CERESCOR HOTEL: CAUSE TOUJOURS, TU M’INTERESSES ! | Radio-kankan
November 15, 2019

Parfois Diawara Aboubacar (624-356-702) du Studio 401, depuis 2018 se demande s’il ne vit pas dans une République qui n’a de démocratique que le nom. Depuis le 03 Juin 2019 et le 20 Octobre 2019 dates des décisions du Directeur Général du CERESCOR, Boubacar Sylla (664-31-93-84), invitant les occupants de l’Hôtel ‘’suite aux instructions de Monsieur le Ministre de l’Enseignement Supérieur et de la Recherche Scientifique (MERS) relatives à la libération du bâtiment B (Hôtel du CERESCOR, ‘’à libérer les studios)’’, il n’a fait que s’exécuter en honorant ses engagements financiers pour se mettre à l’abri, de 2018 et de Janvier à Mars 2019, connus pourtant par la cheffe du Service Administratif et Financier et surtout par M’Balia Sangaré, évalués à 21 millions de francs guinéens.

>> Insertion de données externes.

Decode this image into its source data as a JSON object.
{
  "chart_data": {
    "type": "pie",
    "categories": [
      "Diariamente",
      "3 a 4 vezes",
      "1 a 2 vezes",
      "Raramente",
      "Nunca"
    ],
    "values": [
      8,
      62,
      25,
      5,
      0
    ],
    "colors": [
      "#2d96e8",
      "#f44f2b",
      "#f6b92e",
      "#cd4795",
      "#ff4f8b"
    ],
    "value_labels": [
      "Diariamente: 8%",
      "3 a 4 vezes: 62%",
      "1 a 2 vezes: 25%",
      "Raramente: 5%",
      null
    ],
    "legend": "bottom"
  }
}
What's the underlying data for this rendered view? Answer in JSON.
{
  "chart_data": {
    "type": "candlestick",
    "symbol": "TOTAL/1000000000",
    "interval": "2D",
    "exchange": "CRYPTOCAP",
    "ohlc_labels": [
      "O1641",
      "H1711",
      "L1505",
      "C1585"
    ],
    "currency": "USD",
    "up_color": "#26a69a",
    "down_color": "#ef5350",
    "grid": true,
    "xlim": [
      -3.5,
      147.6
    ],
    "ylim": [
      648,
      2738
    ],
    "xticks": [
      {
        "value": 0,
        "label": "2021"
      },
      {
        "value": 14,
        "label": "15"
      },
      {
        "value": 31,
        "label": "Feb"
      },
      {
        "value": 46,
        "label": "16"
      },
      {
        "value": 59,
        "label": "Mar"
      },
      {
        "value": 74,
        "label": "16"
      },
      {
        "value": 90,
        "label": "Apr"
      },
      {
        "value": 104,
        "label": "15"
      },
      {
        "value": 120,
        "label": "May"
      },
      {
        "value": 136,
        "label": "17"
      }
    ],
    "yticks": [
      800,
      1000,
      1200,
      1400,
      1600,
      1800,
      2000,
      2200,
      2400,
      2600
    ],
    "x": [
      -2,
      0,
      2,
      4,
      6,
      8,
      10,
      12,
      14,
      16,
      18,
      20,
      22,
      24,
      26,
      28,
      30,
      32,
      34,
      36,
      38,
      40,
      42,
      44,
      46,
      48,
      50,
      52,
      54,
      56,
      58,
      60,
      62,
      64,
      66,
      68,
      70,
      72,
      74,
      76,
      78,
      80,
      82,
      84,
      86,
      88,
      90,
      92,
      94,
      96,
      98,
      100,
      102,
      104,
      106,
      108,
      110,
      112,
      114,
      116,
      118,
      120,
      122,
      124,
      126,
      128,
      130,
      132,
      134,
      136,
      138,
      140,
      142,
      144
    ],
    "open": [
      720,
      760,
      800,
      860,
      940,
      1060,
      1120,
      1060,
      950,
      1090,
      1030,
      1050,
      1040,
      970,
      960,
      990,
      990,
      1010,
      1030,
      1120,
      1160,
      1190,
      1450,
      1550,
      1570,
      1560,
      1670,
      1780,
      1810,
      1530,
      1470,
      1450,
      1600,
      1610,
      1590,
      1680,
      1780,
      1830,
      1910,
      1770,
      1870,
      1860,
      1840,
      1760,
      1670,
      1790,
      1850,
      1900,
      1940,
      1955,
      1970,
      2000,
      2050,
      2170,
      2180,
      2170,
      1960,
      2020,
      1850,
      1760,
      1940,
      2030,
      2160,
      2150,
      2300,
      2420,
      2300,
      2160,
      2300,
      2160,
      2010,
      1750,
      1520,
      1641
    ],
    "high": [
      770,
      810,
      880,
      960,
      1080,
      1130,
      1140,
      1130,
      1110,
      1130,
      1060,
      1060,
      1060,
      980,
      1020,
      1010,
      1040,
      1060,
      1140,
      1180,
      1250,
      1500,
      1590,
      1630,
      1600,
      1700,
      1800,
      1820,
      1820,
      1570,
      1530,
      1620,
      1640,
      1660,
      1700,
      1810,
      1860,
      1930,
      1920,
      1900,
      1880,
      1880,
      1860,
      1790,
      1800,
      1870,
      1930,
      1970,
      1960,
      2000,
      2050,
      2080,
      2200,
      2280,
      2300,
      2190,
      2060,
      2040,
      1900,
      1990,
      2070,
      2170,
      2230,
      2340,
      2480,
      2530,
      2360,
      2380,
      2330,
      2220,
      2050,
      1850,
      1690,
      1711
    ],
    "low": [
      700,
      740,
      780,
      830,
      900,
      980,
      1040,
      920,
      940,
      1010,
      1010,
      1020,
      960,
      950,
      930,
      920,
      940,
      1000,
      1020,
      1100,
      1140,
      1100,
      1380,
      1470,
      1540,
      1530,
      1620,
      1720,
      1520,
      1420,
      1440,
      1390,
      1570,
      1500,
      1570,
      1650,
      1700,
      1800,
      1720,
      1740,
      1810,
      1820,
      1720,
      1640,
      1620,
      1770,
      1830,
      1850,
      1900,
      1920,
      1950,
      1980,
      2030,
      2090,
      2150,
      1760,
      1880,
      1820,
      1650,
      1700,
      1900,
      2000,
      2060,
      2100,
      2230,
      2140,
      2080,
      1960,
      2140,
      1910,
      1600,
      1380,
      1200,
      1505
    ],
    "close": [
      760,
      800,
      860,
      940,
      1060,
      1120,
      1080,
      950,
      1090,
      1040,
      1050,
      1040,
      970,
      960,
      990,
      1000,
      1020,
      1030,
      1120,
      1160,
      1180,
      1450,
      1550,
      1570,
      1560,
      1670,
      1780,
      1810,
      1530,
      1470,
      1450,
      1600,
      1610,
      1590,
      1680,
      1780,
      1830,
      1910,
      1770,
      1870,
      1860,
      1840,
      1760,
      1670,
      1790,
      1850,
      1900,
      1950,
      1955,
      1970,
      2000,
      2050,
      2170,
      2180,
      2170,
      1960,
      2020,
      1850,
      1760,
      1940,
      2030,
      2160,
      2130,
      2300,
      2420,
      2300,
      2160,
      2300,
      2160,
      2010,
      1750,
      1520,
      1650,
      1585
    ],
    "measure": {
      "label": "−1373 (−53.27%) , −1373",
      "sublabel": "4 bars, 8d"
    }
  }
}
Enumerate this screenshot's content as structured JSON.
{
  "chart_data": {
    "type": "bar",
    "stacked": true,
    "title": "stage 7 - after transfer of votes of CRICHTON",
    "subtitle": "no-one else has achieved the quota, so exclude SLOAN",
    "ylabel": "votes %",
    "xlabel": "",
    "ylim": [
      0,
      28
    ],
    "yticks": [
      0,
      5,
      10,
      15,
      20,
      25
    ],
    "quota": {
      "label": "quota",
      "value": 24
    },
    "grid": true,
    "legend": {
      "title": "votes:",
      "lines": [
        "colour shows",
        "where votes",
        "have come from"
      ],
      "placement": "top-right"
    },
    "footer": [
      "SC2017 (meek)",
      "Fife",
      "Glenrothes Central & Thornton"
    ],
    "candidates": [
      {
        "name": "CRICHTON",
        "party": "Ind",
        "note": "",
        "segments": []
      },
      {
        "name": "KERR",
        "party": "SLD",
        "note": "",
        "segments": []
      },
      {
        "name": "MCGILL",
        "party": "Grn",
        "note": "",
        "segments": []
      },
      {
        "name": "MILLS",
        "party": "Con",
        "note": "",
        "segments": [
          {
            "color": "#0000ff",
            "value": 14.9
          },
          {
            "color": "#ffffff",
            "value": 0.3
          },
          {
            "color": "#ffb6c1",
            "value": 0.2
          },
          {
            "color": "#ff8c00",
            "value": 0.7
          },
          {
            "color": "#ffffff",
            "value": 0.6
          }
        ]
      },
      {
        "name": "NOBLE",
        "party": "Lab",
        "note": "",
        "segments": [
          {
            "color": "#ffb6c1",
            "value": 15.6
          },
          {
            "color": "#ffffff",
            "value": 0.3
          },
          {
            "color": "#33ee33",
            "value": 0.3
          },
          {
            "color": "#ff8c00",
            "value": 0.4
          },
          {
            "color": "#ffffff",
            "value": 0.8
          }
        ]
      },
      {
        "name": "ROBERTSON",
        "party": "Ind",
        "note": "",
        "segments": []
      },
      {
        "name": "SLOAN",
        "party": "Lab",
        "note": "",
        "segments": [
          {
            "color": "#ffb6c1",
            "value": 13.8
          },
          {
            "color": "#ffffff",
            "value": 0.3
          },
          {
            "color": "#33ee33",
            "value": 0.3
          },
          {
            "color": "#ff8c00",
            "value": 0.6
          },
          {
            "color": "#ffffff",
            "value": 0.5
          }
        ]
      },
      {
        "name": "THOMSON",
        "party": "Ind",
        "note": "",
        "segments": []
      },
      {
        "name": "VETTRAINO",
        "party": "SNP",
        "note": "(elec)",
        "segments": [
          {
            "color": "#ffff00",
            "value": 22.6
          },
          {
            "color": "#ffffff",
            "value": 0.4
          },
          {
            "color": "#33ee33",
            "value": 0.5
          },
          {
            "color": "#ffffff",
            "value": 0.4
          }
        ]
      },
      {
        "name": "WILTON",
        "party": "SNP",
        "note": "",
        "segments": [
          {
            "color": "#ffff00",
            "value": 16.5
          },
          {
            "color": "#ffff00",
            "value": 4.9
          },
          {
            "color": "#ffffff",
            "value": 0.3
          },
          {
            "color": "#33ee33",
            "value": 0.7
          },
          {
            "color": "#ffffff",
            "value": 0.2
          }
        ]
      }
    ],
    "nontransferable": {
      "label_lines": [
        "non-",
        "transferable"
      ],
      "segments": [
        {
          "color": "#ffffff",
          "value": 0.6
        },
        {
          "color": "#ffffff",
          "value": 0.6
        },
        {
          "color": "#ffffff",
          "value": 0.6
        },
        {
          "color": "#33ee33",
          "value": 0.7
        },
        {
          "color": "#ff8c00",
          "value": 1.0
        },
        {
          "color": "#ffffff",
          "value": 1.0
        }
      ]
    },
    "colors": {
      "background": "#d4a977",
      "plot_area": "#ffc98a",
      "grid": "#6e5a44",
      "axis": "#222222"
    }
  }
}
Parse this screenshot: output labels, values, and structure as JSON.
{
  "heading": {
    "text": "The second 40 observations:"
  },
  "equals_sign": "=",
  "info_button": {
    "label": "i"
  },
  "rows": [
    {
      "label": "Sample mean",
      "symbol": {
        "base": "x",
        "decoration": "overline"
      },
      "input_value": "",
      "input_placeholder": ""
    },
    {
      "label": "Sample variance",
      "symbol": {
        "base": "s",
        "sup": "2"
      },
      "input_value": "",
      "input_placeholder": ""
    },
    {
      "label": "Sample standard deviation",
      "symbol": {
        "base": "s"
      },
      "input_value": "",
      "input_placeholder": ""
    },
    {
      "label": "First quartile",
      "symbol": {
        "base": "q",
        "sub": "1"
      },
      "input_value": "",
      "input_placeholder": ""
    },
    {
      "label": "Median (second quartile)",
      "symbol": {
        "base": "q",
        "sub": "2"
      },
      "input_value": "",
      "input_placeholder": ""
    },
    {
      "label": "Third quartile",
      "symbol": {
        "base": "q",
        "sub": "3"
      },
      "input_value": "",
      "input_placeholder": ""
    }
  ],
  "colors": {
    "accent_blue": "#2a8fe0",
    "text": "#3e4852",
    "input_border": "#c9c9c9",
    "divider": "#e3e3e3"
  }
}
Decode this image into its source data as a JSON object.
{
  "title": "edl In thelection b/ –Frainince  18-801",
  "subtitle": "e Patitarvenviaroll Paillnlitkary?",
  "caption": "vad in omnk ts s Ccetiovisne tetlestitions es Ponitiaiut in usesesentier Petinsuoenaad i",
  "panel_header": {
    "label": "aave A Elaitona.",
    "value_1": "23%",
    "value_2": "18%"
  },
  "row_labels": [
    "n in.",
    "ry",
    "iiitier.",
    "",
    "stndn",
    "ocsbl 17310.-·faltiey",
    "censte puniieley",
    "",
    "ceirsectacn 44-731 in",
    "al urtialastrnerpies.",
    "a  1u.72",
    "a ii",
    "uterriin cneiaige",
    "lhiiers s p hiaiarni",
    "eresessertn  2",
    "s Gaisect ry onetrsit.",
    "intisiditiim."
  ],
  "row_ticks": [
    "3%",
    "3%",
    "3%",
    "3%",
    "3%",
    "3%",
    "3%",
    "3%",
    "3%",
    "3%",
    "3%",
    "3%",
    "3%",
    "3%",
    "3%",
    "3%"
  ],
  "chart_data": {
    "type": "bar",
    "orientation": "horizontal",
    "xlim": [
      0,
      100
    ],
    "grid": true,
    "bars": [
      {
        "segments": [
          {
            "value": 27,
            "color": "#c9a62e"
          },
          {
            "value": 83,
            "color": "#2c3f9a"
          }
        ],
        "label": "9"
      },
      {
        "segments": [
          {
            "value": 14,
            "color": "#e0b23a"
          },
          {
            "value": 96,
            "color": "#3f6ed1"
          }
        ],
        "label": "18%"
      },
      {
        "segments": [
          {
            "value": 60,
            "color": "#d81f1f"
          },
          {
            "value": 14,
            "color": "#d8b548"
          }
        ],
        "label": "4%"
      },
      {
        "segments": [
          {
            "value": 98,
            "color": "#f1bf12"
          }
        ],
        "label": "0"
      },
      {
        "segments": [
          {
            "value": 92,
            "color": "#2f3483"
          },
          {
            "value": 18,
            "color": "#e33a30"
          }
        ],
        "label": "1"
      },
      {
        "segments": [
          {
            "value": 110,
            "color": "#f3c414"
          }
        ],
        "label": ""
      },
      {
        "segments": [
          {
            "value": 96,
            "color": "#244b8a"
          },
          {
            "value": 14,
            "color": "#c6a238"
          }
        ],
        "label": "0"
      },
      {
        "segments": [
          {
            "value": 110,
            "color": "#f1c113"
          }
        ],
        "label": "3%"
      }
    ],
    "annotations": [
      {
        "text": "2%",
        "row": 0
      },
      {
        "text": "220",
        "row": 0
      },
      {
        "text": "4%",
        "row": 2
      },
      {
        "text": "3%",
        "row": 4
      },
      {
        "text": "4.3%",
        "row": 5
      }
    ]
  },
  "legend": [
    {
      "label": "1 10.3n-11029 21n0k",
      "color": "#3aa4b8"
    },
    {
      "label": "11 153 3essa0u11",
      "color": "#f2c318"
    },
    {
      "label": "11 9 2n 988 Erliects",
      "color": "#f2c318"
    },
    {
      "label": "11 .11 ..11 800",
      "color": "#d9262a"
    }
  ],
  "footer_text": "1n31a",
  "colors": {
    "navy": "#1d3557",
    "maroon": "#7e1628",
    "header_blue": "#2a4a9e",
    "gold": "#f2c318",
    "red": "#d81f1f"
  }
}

Malheureusement, il manifeste ses inquiétudes et son mécontentement face au paiement de ‘’frais de préavis’’, sorte d’opérations coups de poing pour relancer des ‘’faux-droits’’. Voilà pourquoi, il n’a pas manqué d’imagination pour faire connaitre ses points de vue au Commissariat de Police et devant le procureur du Tribunal.

Réponse de Mme M’Balia Sangaré : le paiement intégral et additionnel des ‘’frais de préavis’’ comme si c’était spécifié dans un contrat imaginaire et formalisé. Depuis quand l’opinion des locataires et citoyens est-elle balayée d’un revers de la main ? En tout cas, Monsieur Diawara est scandalisé par l’attitude dictatoriale d’une telle dame, au parfum de la loi qui se croit tout permise. Vivement 2019 qu’on la mette dehors !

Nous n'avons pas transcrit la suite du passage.